Bono fired off an f-bomb at the Grammys and someone let Nicole Richie make the most of her what-am-I-for fame by giving her a microphone and allowing her to explain how difficult removing cow shit from a Prada purse is. The Second Circuit Court of Appeals has twice found the FCC's rules on so-called "fleeting expletives" to be a violation of the First Amendment. That, of course, matters little to angry letter writers who somehow believe The Children will be encouraged to swear by potty-mouthed celebs.
(As if every 8-year-old in the nation wasn't using these words already. I don't remember exactly when I started swearing but I do remember the first time I got busted for it: 4th grade. This may seem precocious [or developmentally-challenged -- YMMV], but keep in mind that Tim Geigner fired off his first expletive sometime during his second trimester.)
Do-gooders on one side, real people on the other. In between, the FCC stands as a porous bulwark against inadvertent live sweariness. It can't stop it. It can't even hope to contain it. And when someone hits the airwaves during a celebratory event following a horrible tragedy, chances are they're going to speak freely. And by "freely," I mean they'll be using the sort of language that most Americans use when emotionally charged.

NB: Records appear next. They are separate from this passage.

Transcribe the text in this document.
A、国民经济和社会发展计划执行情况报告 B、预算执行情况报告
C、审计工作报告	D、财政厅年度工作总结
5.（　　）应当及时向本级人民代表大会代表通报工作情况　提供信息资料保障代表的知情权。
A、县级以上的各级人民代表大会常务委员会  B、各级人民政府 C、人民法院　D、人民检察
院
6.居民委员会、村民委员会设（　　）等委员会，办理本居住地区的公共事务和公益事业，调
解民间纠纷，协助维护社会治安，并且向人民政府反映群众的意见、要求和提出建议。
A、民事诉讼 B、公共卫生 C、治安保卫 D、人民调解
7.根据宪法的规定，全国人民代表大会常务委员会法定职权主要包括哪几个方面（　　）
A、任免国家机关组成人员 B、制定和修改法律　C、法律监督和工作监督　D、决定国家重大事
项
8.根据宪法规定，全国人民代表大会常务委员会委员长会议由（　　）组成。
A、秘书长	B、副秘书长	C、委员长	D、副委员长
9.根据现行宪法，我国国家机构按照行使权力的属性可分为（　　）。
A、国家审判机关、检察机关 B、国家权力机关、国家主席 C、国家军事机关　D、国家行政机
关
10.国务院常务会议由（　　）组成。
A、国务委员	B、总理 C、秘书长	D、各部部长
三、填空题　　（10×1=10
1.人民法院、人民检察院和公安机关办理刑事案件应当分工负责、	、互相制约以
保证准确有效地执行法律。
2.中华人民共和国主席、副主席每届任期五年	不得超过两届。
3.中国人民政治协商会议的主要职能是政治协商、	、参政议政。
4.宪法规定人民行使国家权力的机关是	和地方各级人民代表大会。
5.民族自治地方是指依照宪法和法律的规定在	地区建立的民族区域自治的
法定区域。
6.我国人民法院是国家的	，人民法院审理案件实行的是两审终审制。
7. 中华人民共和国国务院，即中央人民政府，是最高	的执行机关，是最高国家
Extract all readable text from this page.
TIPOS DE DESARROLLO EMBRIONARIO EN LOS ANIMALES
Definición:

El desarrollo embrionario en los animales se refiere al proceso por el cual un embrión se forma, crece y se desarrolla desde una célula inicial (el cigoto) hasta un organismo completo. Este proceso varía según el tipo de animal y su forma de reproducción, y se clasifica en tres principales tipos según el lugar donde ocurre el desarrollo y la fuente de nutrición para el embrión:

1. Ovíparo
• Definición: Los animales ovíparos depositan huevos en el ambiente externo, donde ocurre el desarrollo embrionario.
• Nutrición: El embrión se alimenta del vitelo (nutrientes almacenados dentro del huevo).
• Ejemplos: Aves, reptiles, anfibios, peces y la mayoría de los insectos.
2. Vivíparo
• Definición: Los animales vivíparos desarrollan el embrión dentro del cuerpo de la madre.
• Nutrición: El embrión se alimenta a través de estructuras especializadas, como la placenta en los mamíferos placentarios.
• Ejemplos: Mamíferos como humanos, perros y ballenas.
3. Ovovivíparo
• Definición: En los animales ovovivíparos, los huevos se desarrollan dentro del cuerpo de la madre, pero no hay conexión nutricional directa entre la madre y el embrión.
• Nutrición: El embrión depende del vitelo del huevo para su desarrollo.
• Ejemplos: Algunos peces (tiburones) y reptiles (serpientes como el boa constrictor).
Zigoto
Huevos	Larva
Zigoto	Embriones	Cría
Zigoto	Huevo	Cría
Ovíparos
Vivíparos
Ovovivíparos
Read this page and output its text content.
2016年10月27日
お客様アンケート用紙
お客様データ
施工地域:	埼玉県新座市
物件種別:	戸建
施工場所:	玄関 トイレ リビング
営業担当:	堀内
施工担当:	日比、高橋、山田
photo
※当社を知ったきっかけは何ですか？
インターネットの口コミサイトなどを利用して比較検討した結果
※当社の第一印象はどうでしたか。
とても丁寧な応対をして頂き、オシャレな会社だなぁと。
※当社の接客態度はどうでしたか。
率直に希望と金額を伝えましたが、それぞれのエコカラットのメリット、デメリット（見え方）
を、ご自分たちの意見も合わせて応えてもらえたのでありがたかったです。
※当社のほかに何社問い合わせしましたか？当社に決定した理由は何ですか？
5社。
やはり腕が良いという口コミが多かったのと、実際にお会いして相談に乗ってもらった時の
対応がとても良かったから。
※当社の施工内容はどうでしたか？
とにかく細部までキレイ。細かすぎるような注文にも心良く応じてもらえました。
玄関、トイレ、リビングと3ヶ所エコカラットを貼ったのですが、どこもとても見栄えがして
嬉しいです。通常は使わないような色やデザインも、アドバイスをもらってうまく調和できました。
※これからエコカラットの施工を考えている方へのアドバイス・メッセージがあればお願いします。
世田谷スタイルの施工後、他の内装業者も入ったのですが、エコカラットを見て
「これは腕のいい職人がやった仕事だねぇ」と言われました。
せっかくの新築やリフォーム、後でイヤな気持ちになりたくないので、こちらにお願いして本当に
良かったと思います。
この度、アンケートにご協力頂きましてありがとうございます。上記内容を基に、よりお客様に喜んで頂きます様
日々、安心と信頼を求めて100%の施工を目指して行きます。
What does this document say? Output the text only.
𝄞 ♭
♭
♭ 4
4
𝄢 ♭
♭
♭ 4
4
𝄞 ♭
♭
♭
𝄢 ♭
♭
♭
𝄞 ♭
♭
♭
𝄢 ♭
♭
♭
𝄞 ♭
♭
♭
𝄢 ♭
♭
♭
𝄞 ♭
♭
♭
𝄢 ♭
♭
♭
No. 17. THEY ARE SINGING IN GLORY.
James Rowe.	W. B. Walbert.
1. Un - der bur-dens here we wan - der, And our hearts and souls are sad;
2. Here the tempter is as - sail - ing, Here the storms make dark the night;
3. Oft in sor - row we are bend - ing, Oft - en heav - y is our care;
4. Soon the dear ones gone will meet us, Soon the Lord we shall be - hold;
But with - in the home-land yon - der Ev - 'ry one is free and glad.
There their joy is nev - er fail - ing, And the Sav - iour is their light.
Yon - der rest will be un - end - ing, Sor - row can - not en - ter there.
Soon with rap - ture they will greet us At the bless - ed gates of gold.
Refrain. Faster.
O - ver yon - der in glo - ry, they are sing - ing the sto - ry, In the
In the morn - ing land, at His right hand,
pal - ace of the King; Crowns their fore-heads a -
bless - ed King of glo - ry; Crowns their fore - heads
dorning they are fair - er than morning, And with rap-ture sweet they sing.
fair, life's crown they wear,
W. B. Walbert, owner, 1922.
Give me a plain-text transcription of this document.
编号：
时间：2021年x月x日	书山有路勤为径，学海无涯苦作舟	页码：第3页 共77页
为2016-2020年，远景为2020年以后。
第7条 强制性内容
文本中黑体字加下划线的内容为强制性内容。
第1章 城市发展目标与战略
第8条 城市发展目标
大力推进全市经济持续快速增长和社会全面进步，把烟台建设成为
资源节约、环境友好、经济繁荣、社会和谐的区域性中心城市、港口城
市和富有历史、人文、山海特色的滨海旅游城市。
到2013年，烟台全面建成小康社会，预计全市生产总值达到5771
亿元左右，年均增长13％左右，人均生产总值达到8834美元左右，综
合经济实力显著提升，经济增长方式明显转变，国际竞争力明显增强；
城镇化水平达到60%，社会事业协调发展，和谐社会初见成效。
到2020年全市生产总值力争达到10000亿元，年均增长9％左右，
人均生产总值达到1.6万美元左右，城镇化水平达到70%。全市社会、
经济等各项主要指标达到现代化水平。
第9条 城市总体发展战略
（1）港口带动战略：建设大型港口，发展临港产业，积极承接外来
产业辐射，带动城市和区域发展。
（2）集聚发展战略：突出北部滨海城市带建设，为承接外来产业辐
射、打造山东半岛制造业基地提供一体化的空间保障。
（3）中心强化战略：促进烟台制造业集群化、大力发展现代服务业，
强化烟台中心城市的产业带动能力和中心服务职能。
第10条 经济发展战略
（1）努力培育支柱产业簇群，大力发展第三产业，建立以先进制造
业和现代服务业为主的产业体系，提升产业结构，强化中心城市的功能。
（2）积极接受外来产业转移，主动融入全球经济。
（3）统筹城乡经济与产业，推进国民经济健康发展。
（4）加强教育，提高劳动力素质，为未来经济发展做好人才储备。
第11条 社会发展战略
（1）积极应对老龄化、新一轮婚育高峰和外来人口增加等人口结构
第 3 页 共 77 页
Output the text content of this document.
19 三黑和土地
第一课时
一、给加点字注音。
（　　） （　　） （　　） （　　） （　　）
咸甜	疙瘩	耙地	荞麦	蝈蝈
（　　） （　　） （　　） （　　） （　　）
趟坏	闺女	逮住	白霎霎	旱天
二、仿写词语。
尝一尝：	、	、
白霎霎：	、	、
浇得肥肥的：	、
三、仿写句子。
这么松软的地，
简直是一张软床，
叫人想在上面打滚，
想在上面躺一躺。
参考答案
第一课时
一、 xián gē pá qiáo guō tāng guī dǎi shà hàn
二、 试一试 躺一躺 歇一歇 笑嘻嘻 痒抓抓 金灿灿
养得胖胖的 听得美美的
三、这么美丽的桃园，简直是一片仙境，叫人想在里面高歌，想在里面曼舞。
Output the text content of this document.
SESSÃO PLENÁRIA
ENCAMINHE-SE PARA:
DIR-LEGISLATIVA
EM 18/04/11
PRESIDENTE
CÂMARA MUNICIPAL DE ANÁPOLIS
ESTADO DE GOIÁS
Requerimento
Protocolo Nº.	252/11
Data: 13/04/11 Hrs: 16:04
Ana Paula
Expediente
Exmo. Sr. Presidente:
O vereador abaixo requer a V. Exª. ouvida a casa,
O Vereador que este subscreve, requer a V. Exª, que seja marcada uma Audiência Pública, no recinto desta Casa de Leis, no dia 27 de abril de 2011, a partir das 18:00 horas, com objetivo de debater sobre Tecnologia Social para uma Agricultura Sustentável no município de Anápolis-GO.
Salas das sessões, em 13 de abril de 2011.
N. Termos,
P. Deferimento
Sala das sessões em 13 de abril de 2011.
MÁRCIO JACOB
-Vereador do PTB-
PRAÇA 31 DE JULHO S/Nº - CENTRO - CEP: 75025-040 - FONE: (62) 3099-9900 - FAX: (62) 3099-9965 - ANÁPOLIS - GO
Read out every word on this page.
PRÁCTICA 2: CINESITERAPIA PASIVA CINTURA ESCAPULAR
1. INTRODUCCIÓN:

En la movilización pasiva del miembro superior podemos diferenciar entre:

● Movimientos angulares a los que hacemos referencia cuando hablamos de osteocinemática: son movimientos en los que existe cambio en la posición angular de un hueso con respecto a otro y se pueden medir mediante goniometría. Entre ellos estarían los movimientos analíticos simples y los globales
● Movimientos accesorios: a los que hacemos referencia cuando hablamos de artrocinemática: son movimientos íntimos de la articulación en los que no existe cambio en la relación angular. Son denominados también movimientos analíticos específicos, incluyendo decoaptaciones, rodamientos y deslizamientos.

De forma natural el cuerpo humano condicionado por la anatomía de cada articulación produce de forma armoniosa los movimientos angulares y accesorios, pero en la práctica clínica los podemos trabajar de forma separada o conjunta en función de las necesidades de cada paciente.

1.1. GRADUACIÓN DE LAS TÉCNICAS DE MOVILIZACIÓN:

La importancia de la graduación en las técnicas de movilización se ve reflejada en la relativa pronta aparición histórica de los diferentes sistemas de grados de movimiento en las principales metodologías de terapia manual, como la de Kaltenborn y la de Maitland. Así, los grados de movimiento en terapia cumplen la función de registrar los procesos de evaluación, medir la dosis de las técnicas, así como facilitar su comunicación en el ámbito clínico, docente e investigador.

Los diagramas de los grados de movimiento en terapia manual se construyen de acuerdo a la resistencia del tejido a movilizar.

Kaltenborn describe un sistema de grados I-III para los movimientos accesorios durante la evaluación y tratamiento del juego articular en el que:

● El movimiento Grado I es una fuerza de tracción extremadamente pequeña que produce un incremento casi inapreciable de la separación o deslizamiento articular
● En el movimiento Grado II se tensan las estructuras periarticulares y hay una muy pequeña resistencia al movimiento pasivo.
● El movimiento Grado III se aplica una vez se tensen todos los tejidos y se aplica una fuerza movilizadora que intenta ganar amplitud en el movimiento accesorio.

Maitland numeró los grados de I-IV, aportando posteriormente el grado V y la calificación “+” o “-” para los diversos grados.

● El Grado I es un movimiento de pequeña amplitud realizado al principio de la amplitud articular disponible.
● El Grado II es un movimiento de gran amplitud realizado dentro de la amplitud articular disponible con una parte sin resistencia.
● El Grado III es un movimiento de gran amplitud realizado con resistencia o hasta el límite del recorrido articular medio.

It was, in five words, the encapsulation of a city's defiance – bowed, but never broken. Not even close. It also happened to be NSFW (not safe for work). Or children. Or anyone in Mr. Rogers' neighborhood.Normally, this sort of casual swearing would net the offending network a $1 million fine (which would then be thrown out by the court). Not this time. Instead, FCC head Julius Genachowski took to the new face of journalism -- Twitter -- and declared his (and his office's) solidarity with the people of Boston.
It was the declaration by legendary Red Sox slugger David Ortiz in pregame ceremonies Saturday, which were broadcast nationwide.
"This is our f------ city, and nobody's going to dictate our freedom."
David Ortiz spoke from the heart at today's Red Sox game. I stand with Big Papi and the people of Boston - Julius— The FCC (@FCC) April 20, 2013
Perhaps Genachowski, with one foot out the door, preferred to leave on a high note and with his (and Boston's) dignity intact. An incoming FCC head may reverse Genachowski's Twittered decision, but that person would need a heart of stone and a lobotomy to pursue any action against the network for airing a triumphant, cathartic speech unedited. Perhaps the classiest thing to do would be to let it ride and maybe throw JG a Boston-style parting gift.